2018 yılında Hacettepe Nüfus Etütleri Enstitüsü tarafından yapılan “Türkiye Nüfus ve Sağlı Araştırması sonuçlarına bakmak bile durumumuzu açık göstermektedir. Örneğin Türkiye’de toplumun tercih ederek kullandığı “rahim içi araç” kullanma giderek düşmektedir. Tekrar Türkiye’de artık çocuk istemediği halde hiçbir teknikle korunmayanların oranı son 5 yılda yüzde 6’dan yüzde 12’ye çıkmıştır, yani ikiye katlanmıştır. Yeniden yapılan hesaplamalara nazaran Türkiye’de üreme devrindeki ailelerin aile planlamasındaki karşılanmayan ihtiyacı yüzde 33’dür.

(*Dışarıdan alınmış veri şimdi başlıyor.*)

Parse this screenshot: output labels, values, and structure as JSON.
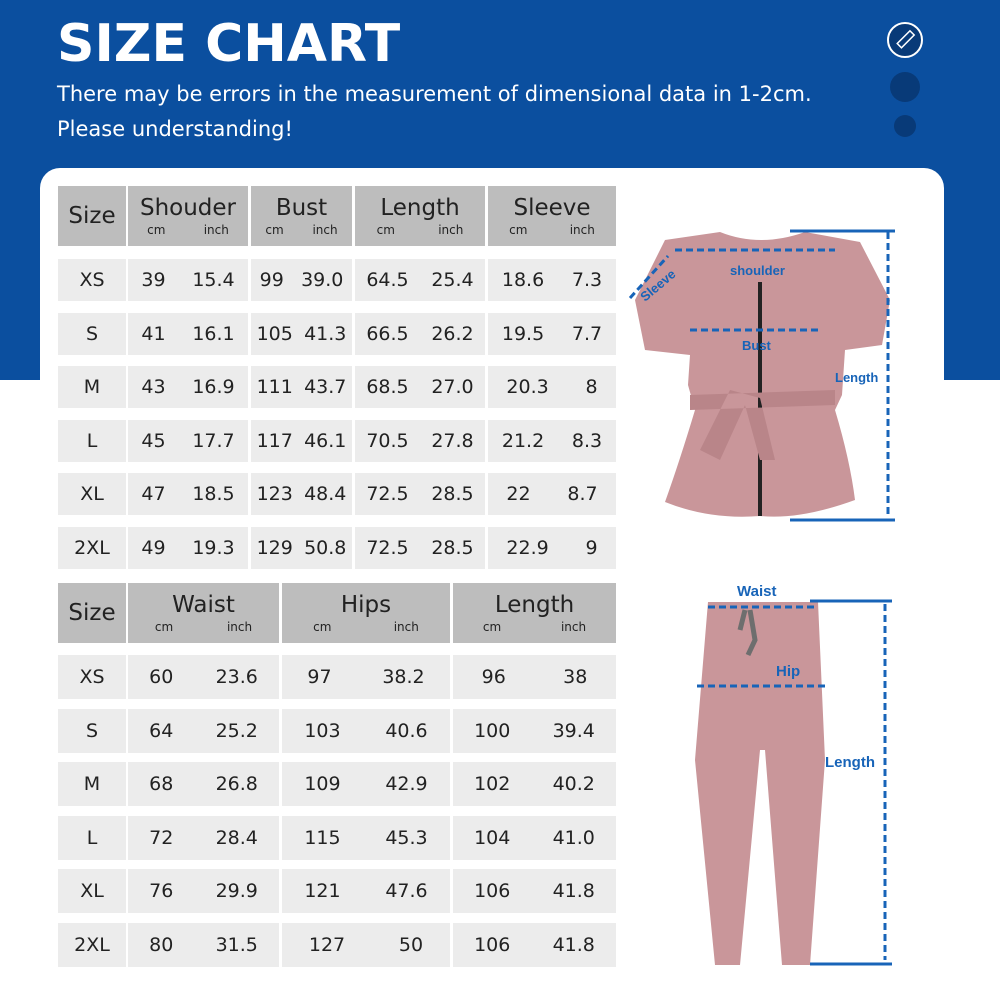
{
  "header": {
    "title": "SIZE CHART",
    "line1": "There may be errors in the measurement of dimensional data in 1-2cm.",
    "line2": "Please understanding!",
    "icon": "ruler-icon"
  },
  "colors": {
    "brand": "#0b4f9f",
    "header_cell": "#bdbdbd",
    "body_cell": "#ececec",
    "garment": "#c9969a",
    "measure": "#1864b8"
  },
  "top_table": {
    "size_label": "Size",
    "columns": [
      {
        "name": "Shouder",
        "units": [
          "cm",
          "inch"
        ]
      },
      {
        "name": "Bust",
        "units": [
          "cm",
          "inch"
        ]
      },
      {
        "name": "Length",
        "units": [
          "cm",
          "inch"
        ]
      },
      {
        "name": "Sleeve",
        "units": [
          "cm",
          "inch"
        ]
      }
    ],
    "rows": [
      {
        "size": "XS",
        "values": [
          [
            "39",
            "15.4"
          ],
          [
            "99",
            "39.0"
          ],
          [
            "64.5",
            "25.4"
          ],
          [
            "18.6",
            "7.3"
          ]
        ]
      },
      {
        "size": "S",
        "values": [
          [
            "41",
            "16.1"
          ],
          [
            "105",
            "41.3"
          ],
          [
            "66.5",
            "26.2"
          ],
          [
            "19.5",
            "7.7"
          ]
        ]
      },
      {
        "size": "M",
        "values": [
          [
            "43",
            "16.9"
          ],
          [
            "111",
            "43.7"
          ],
          [
            "68.5",
            "27.0"
          ],
          [
            "20.3",
            "8"
          ]
        ]
      },
      {
        "size": "L",
        "values": [
          [
            "45",
            "17.7"
          ],
          [
            "117",
            "46.1"
          ],
          [
            "70.5",
            "27.8"
          ],
          [
            "21.2",
            "8.3"
          ]
        ]
      },
      {
        "size": "XL",
        "values": [
          [
            "47",
            "18.5"
          ],
          [
            "123",
            "48.4"
          ],
          [
            "72.5",
            "28.5"
          ],
          [
            "22",
            "8.7"
          ]
        ]
      },
      {
        "size": "2XL",
        "values": [
          [
            "49",
            "19.3"
          ],
          [
            "129",
            "50.8"
          ],
          [
            "72.5",
            "28.5"
          ],
          [
            "22.9",
            "9"
          ]
        ]
      }
    ]
  },
  "bottom_table": {
    "size_label": "Size",
    "columns": [
      {
        "name": "Waist",
        "units": [
          "cm",
          "inch"
        ]
      },
      {
        "name": "Hips",
        "units": [
          "cm",
          "inch"
        ]
      },
      {
        "name": "Length",
        "units": [
          "cm",
          "inch"
        ]
      }
    ],
    "rows": [
      {
        "size": "XS",
        "values": [
          [
            "60",
            "23.6"
          ],
          [
            "97",
            "38.2"
          ],
          [
            "96",
            "38"
          ]
        ]
      },
      {
        "size": "S",
        "values": [
          [
            "64",
            "25.2"
          ],
          [
            "103",
            "40.6"
          ],
          [
            "100",
            "39.4"
          ]
        ]
      },
      {
        "size": "M",
        "values": [
          [
            "68",
            "26.8"
          ],
          [
            "109",
            "42.9"
          ],
          [
            "102",
            "40.2"
          ]
        ]
      },
      {
        "size": "L",
        "values": [
          [
            "72",
            "28.4"
          ],
          [
            "115",
            "45.3"
          ],
          [
            "104",
            "41.0"
          ]
        ]
      },
      {
        "size": "XL",
        "values": [
          [
            "76",
            "29.9"
          ],
          [
            "121",
            "47.6"
          ],
          [
            "106",
            "41.8"
          ]
        ]
      },
      {
        "size": "2XL",
        "values": [
          [
            "80",
            "31.5"
          ],
          [
            "127",
            "50"
          ],
          [
            "106",
            "41.8"
          ]
        ]
      }
    ]
  },
  "top_figure": {
    "labels": {
      "shoulder": "shoulder",
      "sleeve": "Sleeve",
      "bust": "Bust",
      "length": "Length"
    }
  },
  "bottom_figure": {
    "labels": {
      "waist": "Waist",
      "hip": "Hip",
      "length": "Length"
    }
  }
}
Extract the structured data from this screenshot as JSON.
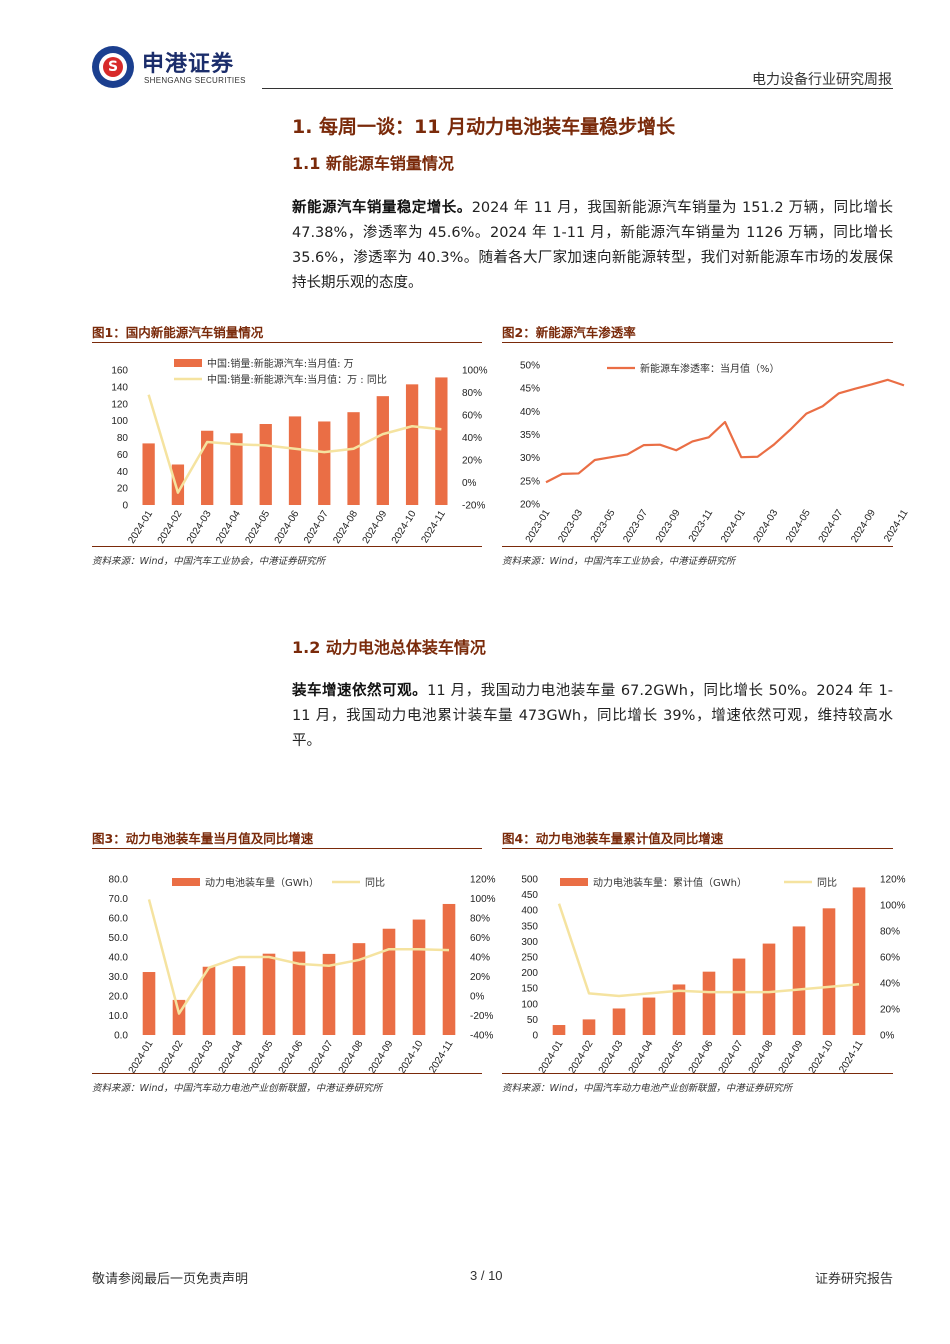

Bunun manası her 3 aileden biri tesirli tekniklere ulaşamamakta, gereksinimi olduğu halde hizmeti alamamaktadır…Bu kelamı edilenler pandemi öncesi, pandemi devrinde bu sayıların daha olumsuzlaştığını söylemek ‘kehanet’ olmayacaktır.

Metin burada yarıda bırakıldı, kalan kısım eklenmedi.